La “terra sotto esame”: la mappatura di uno spaziocidio

di Sofia Rossi

L’inasprimento delle tensioni in Medio Oriente dettate dalla guerra tra Israele e Hamas, ha sollecitato l’opinione pubblica a riflettere sulla storia dell’occupazione israeliana dei territori palestinesi. Ancor di più la riflessione risulta completa se raccontata dal punto di vista dell’ambiente e della sua modellazione, essendo lo spazio il mezzo stesso del potere costituito. Risulta quindi necessario spiegare la nuova mappatura degli insediamenti israeliani in Cisgiordania annunciata dal ministro delle Finanze Bezalel Smotrich lo scorso luglio, rinvenendo nella legge agraria ottomana del 1858 le sue radici, con l’intenzione di cogliere il vero progetto di fondo del governo di Israele.

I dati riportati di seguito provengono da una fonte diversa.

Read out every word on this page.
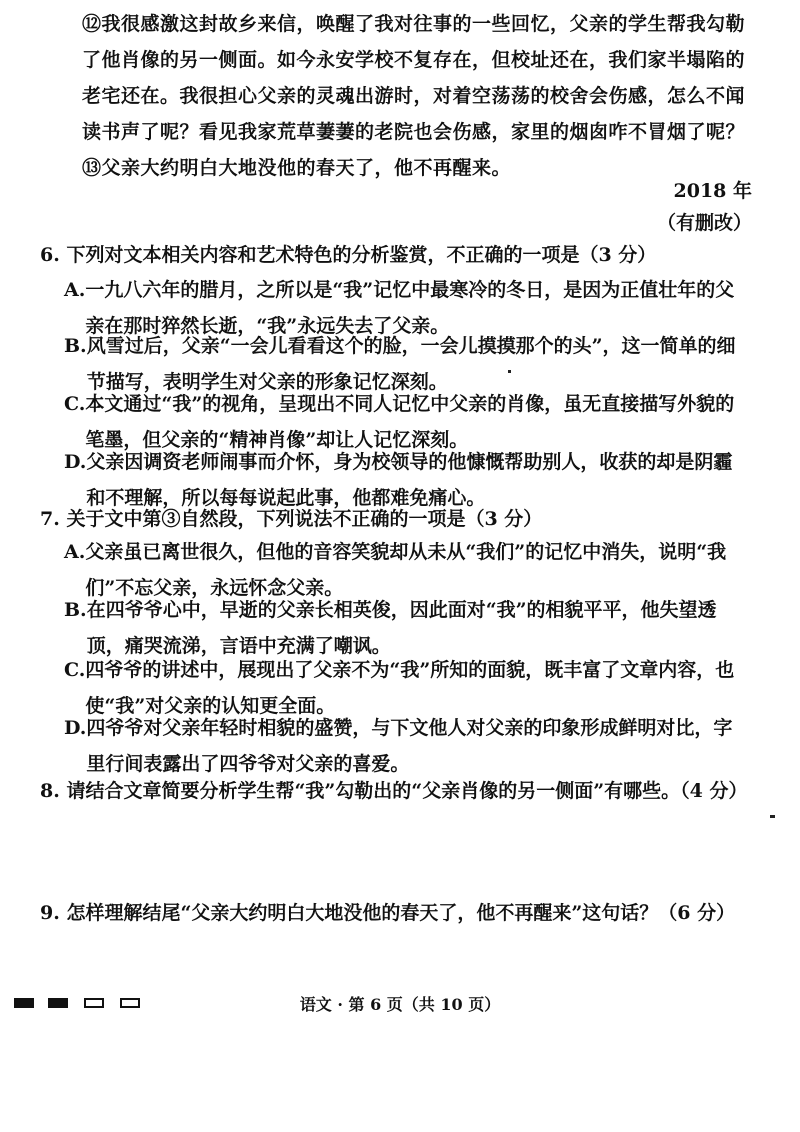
⑫我很感激这封故乡来信，唤醒了我对往事的一些回忆，父亲的学生帮我勾勒了他肖像的另一侧面。如今永安学校不复存在，但校址还在，我们家半塌陷的老宅还在。我很担心父亲的灵魂出游时，对着空荡荡的校舍会伤感，怎么不闻读书声了呢？看见我家荒草萋萋的老院也会伤感，家里的烟囱咋不冒烟了呢？
⑬父亲大约明白大地没他的春天了，他不再醒来。
2018 年
（有删改）
6. 下列对文本相关内容和艺术特色的分析鉴赏，不正确的一项是（3 分）
A. 一九八六年的腊月，之所以是“我”记忆中最寒冷的冬日，是因为正值壮年的父亲在那时猝然长逝，“我”永远失去了父亲。
B. 风雪过后，父亲“一会儿看看这个的脸，一会儿摸摸那个的头”，这一简单的细节描写，表明学生对父亲的形象记忆深刻。
C. 本文通过“我”的视角，呈现出不同人记忆中父亲的肖像，虽无直接描写外貌的笔墨，但父亲的“精神肖像”却让人记忆深刻。
D. 父亲因调资老师闹事而介怀，身为校领导的他慷慨帮助别人，收获的却是阴霾和不理解，所以每每说起此事，他都难免痛心。
7. 关于文中第③自然段，下列说法不正确的一项是（3 分）
A. 父亲虽已离世很久，但他的音容笑貌却从未从“我们”的记忆中消失，说明“我们”不忘父亲，永远怀念父亲。
B. 在四爷爷心中，早逝的父亲长相英俊，因此面对“我”的相貌平平，他失望透顶，痛哭流涕，言语中充满了嘲讽。
C. 四爷爷的讲述中，展现出了父亲不为“我”所知的面貌，既丰富了文章内容，也使“我”对父亲的认知更全面。
D. 四爷爷对父亲年轻时相貌的盛赞，与下文他人对父亲的印象形成鲜明对比，字里行间表露出了四爷爷对父亲的喜爱。
8. 请结合文章简要分析学生帮“我”勾勒出的“父亲肖像的另一侧面”有哪些。（4 分）
9. 怎样理解结尾“父亲大约明白大地没他的春天了，他不再醒来”这句话？（6 分）
语文 · 第 6 页（共 10 页）
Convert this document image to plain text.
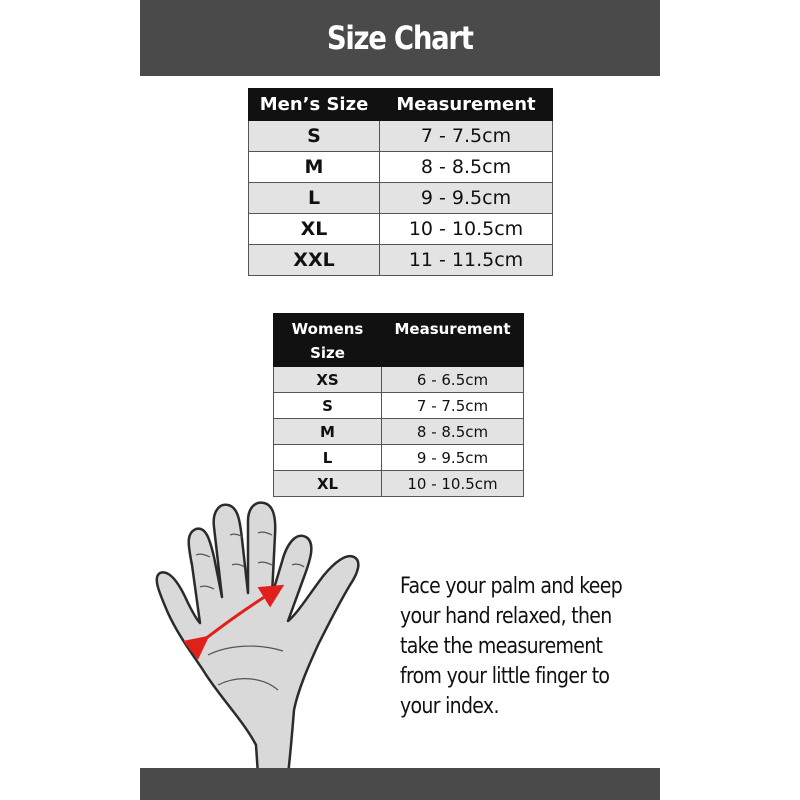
Size Chart
Men’s Size	Measurement
S	7 - 7.5cm
M	8 - 8.5cm
L	9 - 9.5cm
XL	10 - 10.5cm
XXL	11 - 11.5cm
Womens Size	Measurement
XS	6 - 6.5cm
S	7 - 7.5cm
M	8 - 8.5cm
L	9 - 9.5cm
XL	10 - 10.5cm
Face your palm and keep
your hand relaxed, then
take the measurement
from your little finger to
your index.
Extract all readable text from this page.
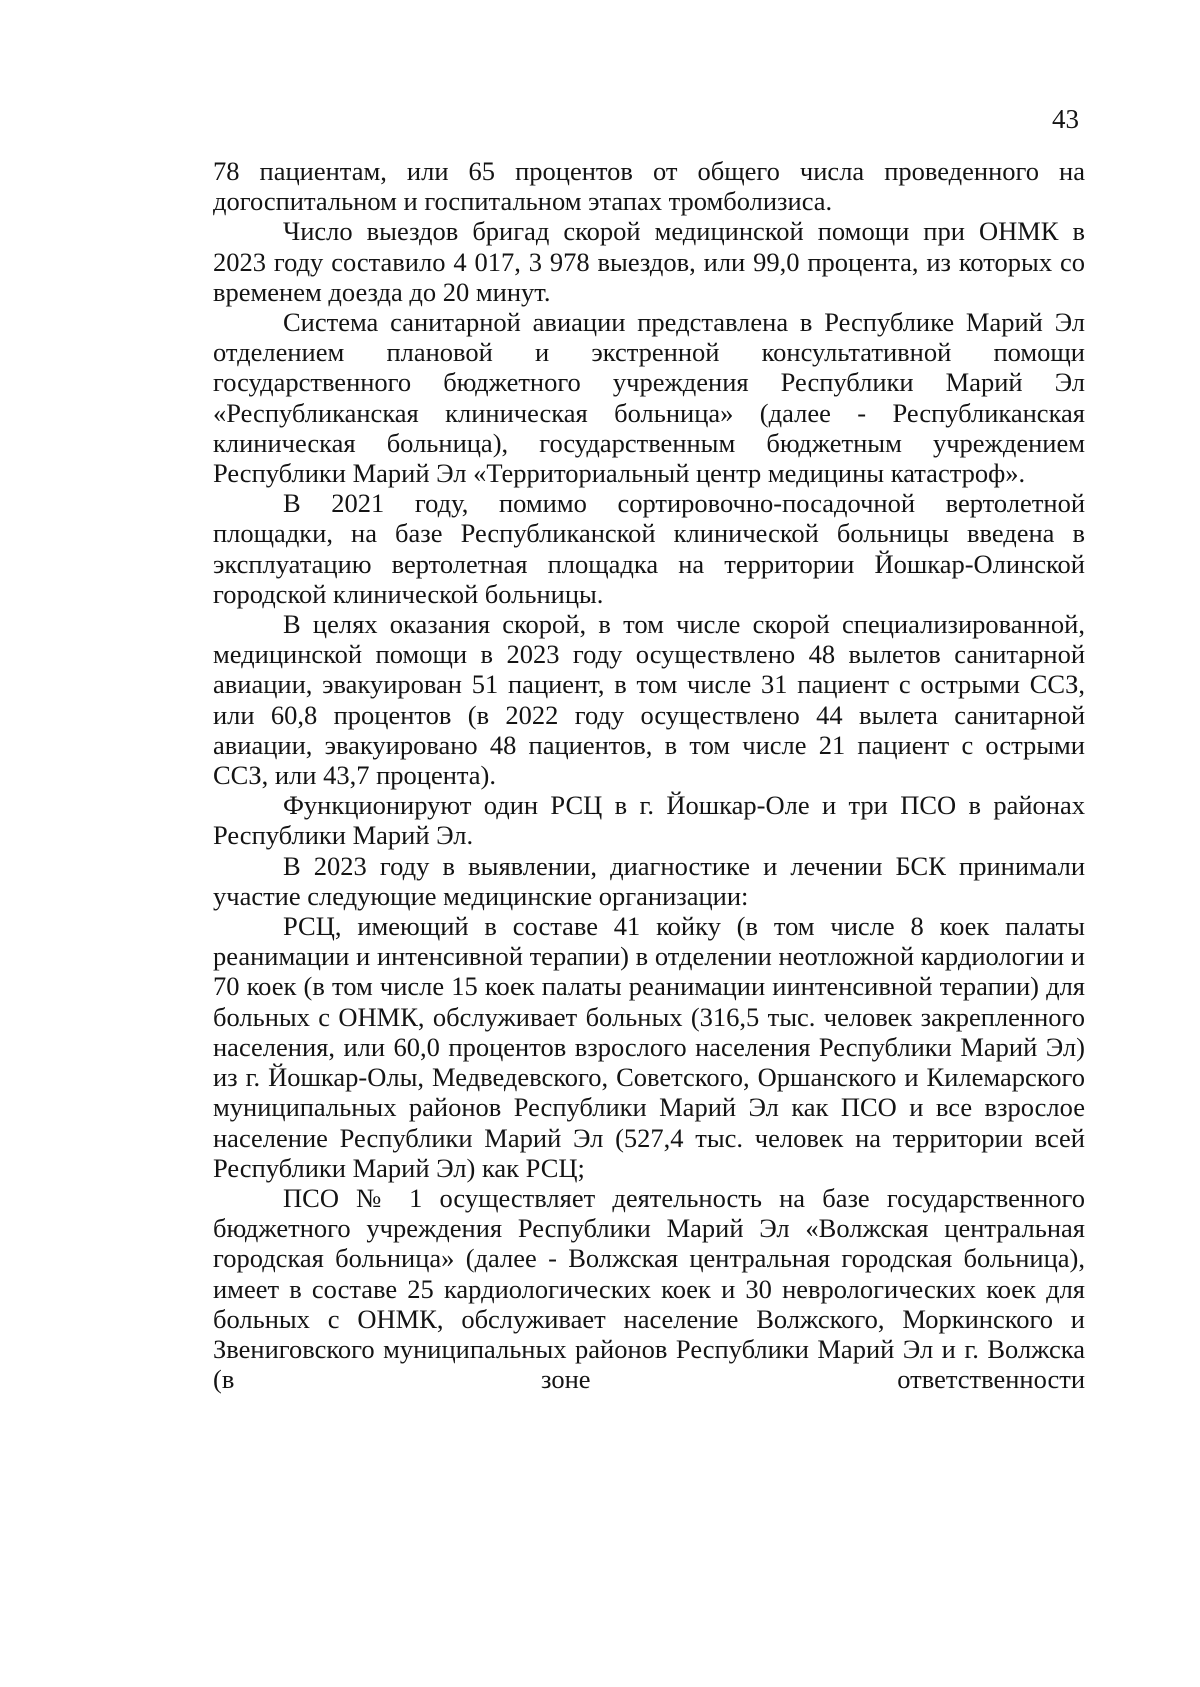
43

78 пациентам, или 65 процентов от общего числа проведенного на догоспитальном и госпитальном этапах тромболизиса.

Число выездов бригад скорой медицинской помощи при ОНМК в 2023 году составило 4 017, 3 978 выездов, или 99,0 процента, из которых со временем доезда до 20 минут.

Система санитарной авиации представлена в Республике Марий Эл отделением плановой и экстренной консультативной помощи государственного бюджетного учреждения Республики Марий Эл «Республиканская клиническая больница» (далее - Республиканская клиническая больница), государственным бюджетным учреждением Республики Марий Эл «Территориальный центр медицины катастроф».

В 2021 году, помимо сортировочно-посадочной вертолетной площадки, на базе Республиканской клинической больницы введена в эксплуатацию вертолетная площадка на территории Йошкар-Олинской городской клинической больницы.

В целях оказания скорой, в том числе скорой специализированной, медицинской помощи в 2023 году осуществлено 48 вылетов санитарной авиации, эвакуирован 51 пациент, в том числе 31 пациент с острыми ССЗ, или 60,8 процентов (в 2022 году осуществлено 44 вылета санитарной авиации, эвакуировано 48 пациентов, в том числе 21 пациент с острыми ССЗ, или 43,7 процента).

Функционируют один РСЦ в г. Йошкар-Оле и три ПСО в районах Республики Марий Эл.

В 2023 году в выявлении, диагностике и лечении БСК принимали участие следующие медицинские организации:

РСЦ, имеющий в составе 41 койку (в том числе 8 коек палаты реанимации и интенсивной терапии) в отделении неотложной кардиологии и 70 коек (в том числе 15 коек палаты реанимации иинтенсивной терапии) для больных с ОНМК, обслуживает больных (316,5 тыс. человек закрепленного населения, или 60,0 процентов взрослого населения Республики Марий Эл) из г. Йошкар-Олы, Медведевского, Советского, Оршанского и Килемарского муниципальных районов Республики Марий Эл как ПСО и все взрослое население Республики Марий Эл (527,4 тыс. человек на территории всей Республики Марий Эл) как РСЦ;

ПСО № 1 осуществляет деятельность на базе государственного бюджетного учреждения Республики Марий Эл «Волжская центральная городская больница» (далее - Волжская центральная городская больница), имеет в составе 25 кардиологических коек и 30 неврологических коек для больных с ОНМК, обслуживает население Волжского, Моркинского и Звениговского муниципальных районов Республики Марий Эл и г. Волжска (в зоне ответственности
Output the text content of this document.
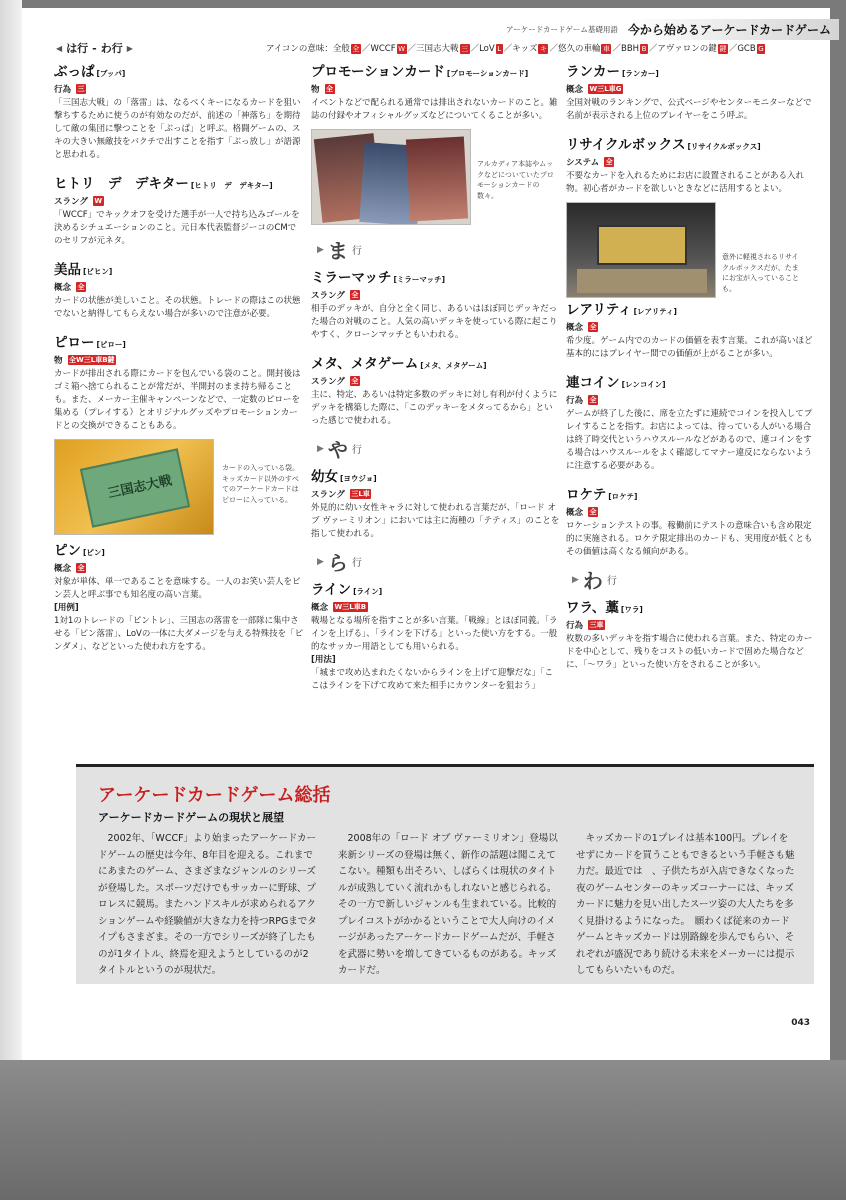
アーケードカードゲーム基礎用語 今から始めるアーケードカードゲーム
◀ は行 - わ行 ▶	アイコンの意味：全般 全 ／WCCF W ／三国志大戦 三 ／LoV L ／キッズ キ ／悠久の車輪 車 ／BBH B ／アヴァロンの鍵 鍵 ／GCB G
ぶっぱ [ブッパ]
行為 三
「三国志大戦」の「落雷」は、なるべくキーになるカードを狙い撃ちするために使うのが有効なのだが、前述の「神落ち」を期待して敵の集団に撃つことを「ぶっぱ」と呼ぶ。格闘ゲームの、スキの大きい無敵技をバクチで出すことを指す「ぶっ放し」が語源と思われる。
ヒトリ　デ　デキター [ヒトリ　デ　デキター]
スラング W
「WCCF」でキックオフを受けた選手が一人で持ち込みゴールを決めるシチュエーションのこと。元日本代表監督ジーコのCMでのセリフが元ネタ。
美品 [ビヒン]
概念 全
カードの状態が美しいこと。その状態。トレードの際はこの状態でないと納得してもらえない場合が多いので注意が必要。
ピロー [ピロー]
物 全W三L車B鍵
カードが排出される際にカードを包んでいる袋のこと。開封後はゴミ箱へ捨てられることが常だが、半開封のまま持ち帰ることも。また、メーカー主催キャンペーンなどで、一定数のピローを集める（プレイする）とオリジナルグッズやプロモーションカードとの交換ができることもある。
三国志大戦
カードの入っている袋。キッズカード以外のすべてのアーケードカードはピローに入っている。
ピン [ピン]
概念 全
対象が単体、単一であることを意味する。一人のお笑い芸人をピン芸人と呼ぶ事でも知名度の高い言葉。
[用例]
1対1のトレードの「ピントレ」、三国志の落雷を一部隊に集中させる「ピン落雷」、LoVの一体に大ダメージを与える特殊技を「ピンダメ」、などといった使われ方をする。
プロモーションカード [プロモーションカード]
物 全
イベントなどで配られる通常では排出されないカードのこと。雑誌の付録やオフィシャルグッズなどについてくることが多い。
アルカディア本誌やムックなどについていたプロモーションカードの数々。
▶ ま 行
ミラーマッチ [ミラーマッチ]
スラング 全
相手のデッキが、自分と全く同じ、あるいはほぼ同じデッキだった場合の対戦のこと。人気の高いデッキを使っている際に起こりやすく、クローンマッチともいわれる。
メタ、メタゲーム [メタ、メタゲーム]
スラング 全
主に、特定、あるいは特定多数のデッキに対し有利が付くようにデッキを構築した際に、「このデッキーをメタってるから」といった感じで使われる。
▶ や 行
幼女 [ヨウジョ]
スラング 三L車
外見的に幼い女性キャラに対して使われる言葉だが、「ロード オブ ヴァーミリオン」においては主に海種の「テティス」のことを指して使われる。
▶ ら 行
ライン [ライン]
概念 W三L車B
戦場となる場所を指すことが多い言葉。「戦線」とほぼ同義。「ラインを上げる」、「ラインを下げる」といった使い方をする。一般的なサッカー用語としても用いられる。
[用法]
「城まで攻め込まれたくないからラインを上げて迎撃だな」「ここはラインを下げて攻めて来た相手にカウンターを狙おう」
ランカー [ランカー]
概念 W三L車G
全国対戦のランキングで、公式ページやセンターモニターなどで名前が表示される上位のプレイヤーをこう呼ぶ。
リサイクルボックス [リサイクルボックス]
システム 全
不要なカードを入れるためにお店に設置されることがある入れ物。初心者がカードを欲しいときなどに活用するとよい。
意外に軽視されるリサイクルボックスだが、たまにお宝が入っていることも。
レアリティ [レアリティ]
概念 全
希少度。ゲーム内でのカードの価値を表す言葉。これが高いほど基本的にはプレイヤー間での価値が上がることが多い。
連コイン [レンコイン]
行為 全
ゲームが終了した後に、席を立たずに連続でコインを投入してプレイすることを指す。お店によっては、待っている人がいる場合は終了時交代というハウスルールなどがあるので、連コインをする場合はハウスルールをよく確認してマナー違反にならないように注意する必要がある。
ロケテ [ロケテ]
概念 全
ロケーションテストの事。稼働前にテストの意味合いも含め限定的に実施される。ロケテ限定排出のカードも、実用度が低くともその価値は高くなる傾向がある。
▶ わ 行
ワラ、藁 [ワラ]
行為 三車
枚数の多いデッキを指す場合に使われる言葉。また、特定のカードを中心として、残りをコストの低いカードで固めた場合などに、「〜ワラ」といった使い方をされることが多い。
アーケードカードゲーム総括
アーケードカードゲームの現状と展望
2002年、「WCCF」より始まったアーケードカードゲームの歴史は今年、8年目を迎える。これまでにあまたのゲーム、さまざまなジャンルのシリーズが登場した。スポーツだけでもサッカーに野球、プロレスに競馬。またハンドスキルが求められるアクションゲームや経験値が大きな力を持つRPGまでタイプもさまざま。その一方でシリーズが終了したものが1タイトル、終焉を迎えようとしているのが2タイトルというのが現状だ。
2008年の「ロード オブ ヴァーミリオン」登場以来新シリーズの登場は無く、新作の話題は聞こえてこない。種類も出そろい、しばらくは現状のタイトルが成熟していく流れかもしれないと感じられる。その一方で新しいジャンルも生まれている。比較的プレイコストがかかるということで大人向けのイメージがあったアーケードカードゲームだが、手軽さを武器に勢いを増してきているものがある。キッズカードだ。
キッズカードの1プレイは基本100円。プレイをせずにカードを買うこともできるという手軽さも魅力だ。最近では　、子供たちが入店できなくなった夜のゲームセンターのキッズコーナーには、キッズカードに魅力を見い出したスーツ姿の大人たちを多く見掛けるようになった。　願わくば従来のカードゲームとキッズカードは別路線を歩んでもらい、それぞれが盛況であり続ける未来をメーカーには提示してもらいたいものだ。
043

L’inasprimento delle tensioni in Medio Oriente dettate dalla guerra tra Israele e Hamas, ha sollecitato l’opinione pubblica a riflettere sulla storia dell’occupazione israeliana dei territori palestinesi. Ancor di più la riflessione risulta completa se raccontata dal punto di vista dell’ambiente e della sua modellazione, essendo lo spazio il mezzo stesso del potere costituito. 

Risulta quindi necessario spiegare la nuova mappatura degli insediamenti israeliani in Cisgiordania annunciata dal ministro delle Finanze Bezalel Smotrich lo scorso luglio, rinvenendo nella legge agraria ottomana del 1858 le sue radici, con l’intenzione di cogliere il vero progetto di fondo del governo di Israele. 

La morfologia al servizio della legge: la via per l’insediamento 

La principale fonte di diritto del governo israeliano era la legge agraria ottomana del 1858. Questa riconosceva un lotto di terra come proprietà privata (miri) se era stato coltivato per almeno dieci anni consecutivi; se invece il proprietario terriero non la coltivava per tre anni di seguito, la terra (makhlul) diventava proprietà del sovrano. I contadini palestinesi però non intendevano pagare tasse per terreni che non potevano essere coltivati a causa della morfologia del terreno e quindi cedevano la proprietà delle aree incolte, riconducibili ad appezzamenti di suolo roccioso all’interno dei loro stessi campi. La tipografia della “terra statale incolta prevedeva così tratti di deserto – lungo la valle del Giordano e il mar Morto – e zone rocciose che costellavano i terreni di proprietà dei contadini. 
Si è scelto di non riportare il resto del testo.